Talks on UK joining EU Horizon research programme ‘crunchy’, says Hunt
Talks on the UK participating in the Horizon Europe science programme have not stalled but are looking at “crunchy” financial details, Jeremy Hunt said.
The Chancellor said any agreement on UK involvement would depend upon the benefit to taxpayers.
Mr Hunt said the “optimal outcome” would be to find a way for participation in the programme to “work for the UK”.
Asked about the negotiations during a visit to Brussels, he said: “I wouldn’t describe them as stalled. I think that they are becoming more crunchy as we start to work out precisely what terms for participation in Horizon would be fair to UK taxpayers and work for the UK.
“But I think both sides recognise that it is a successful and very important programme and the optimal outcome will be to find a way where participation can work for the UK.”
Horizon Europe is a collaboration involving Europe’s leading research institutes and technology companies.
The Government was set for membership of the programme as part of the Brexit trade deal but that was scuppered by disputes over the Northern Ireland Protocol.

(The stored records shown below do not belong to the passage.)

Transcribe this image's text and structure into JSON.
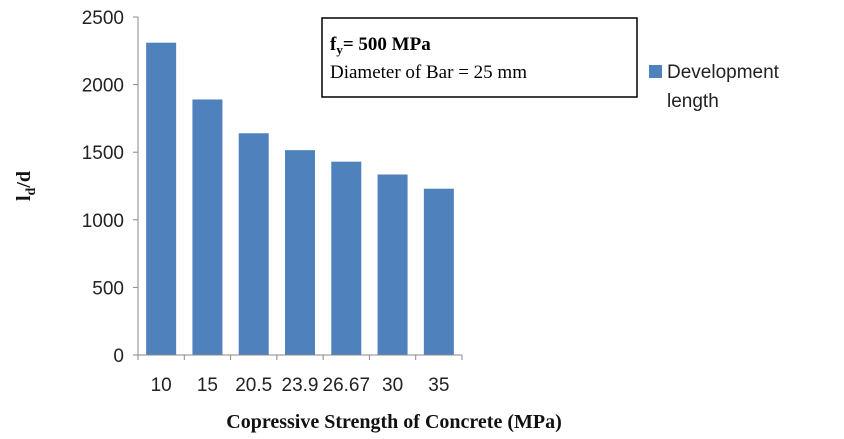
{
  "chart_data": {
    "type": "bar",
    "categories": [
      "10",
      "15",
      "20.5",
      "23.9",
      "26.67",
      "30",
      "35"
    ],
    "series": [
      {
        "name": "Development length",
        "values": [
          2310,
          1890,
          1640,
          1515,
          1430,
          1335,
          1230
        ],
        "color": "#4f81bd"
      }
    ],
    "xlabel": "Copressive Strength  of Concrete (MPa)",
    "ylabel": {
      "main": "l",
      "sub": "d",
      "rest": "/d"
    },
    "ylim": [
      0,
      2500
    ],
    "yticks": [
      "0",
      "500",
      "1000",
      "1500",
      "2000",
      "2500"
    ],
    "grid": false,
    "legend": {
      "placement": "right",
      "entries": [
        "Development",
        "length"
      ]
    },
    "annotation": {
      "line1_main": "f",
      "line1_sub": "y",
      "line1_rest": "= 500 MPa",
      "line2": "Diameter of Bar = 25 mm"
    }
  }
}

Those have now been resolved through the Windsor Framework and European Commission president Ursula von der Leyen opened the door to Rishi Sunak to join the scheme.
The Chancellor was in Brussels to sign a memorandum of understanding with financial services commissioner Mairead McGuinness in the latest sign that damage in the relationship between the UK and EU was being repaired.
She said: “I think both sides know that there are benefits to have a shared area around science and innovation.
“I like the word crunchy … I think the objective is a shared one and certainly I would encourage more crunching so that we get a result.”
Meanwhile, another complication in the UK’s post-Brexit relationship with the EU has emerged in Gibraltar, where Spain is reportedly eyeing up control of the territory’s airport.
The Times reported that talks on the long-term relationship between Gibraltar and its neighbour Spain had foundered over the issue.
“The Spanish have asked for a regulatory framework over the management of the airport which implies Spanish jurisdiction, which is not something that Gibraltar can tolerate,” Vice-Admiral Sir David Steel, the governor of Gibraltar, said.
In Westminster, the Prime Minister’s official spokesman said: “We’re working side by side with the government of Gibraltar, we’re committed to concluding the UK-EU treaty as soon as possible.”
That would not be possible before Spain’s elections on July 23, the spokesman said, but “we remain a steadfast supporter of Gibraltar, and we’re not going to do anything that would compromise sovereignty”.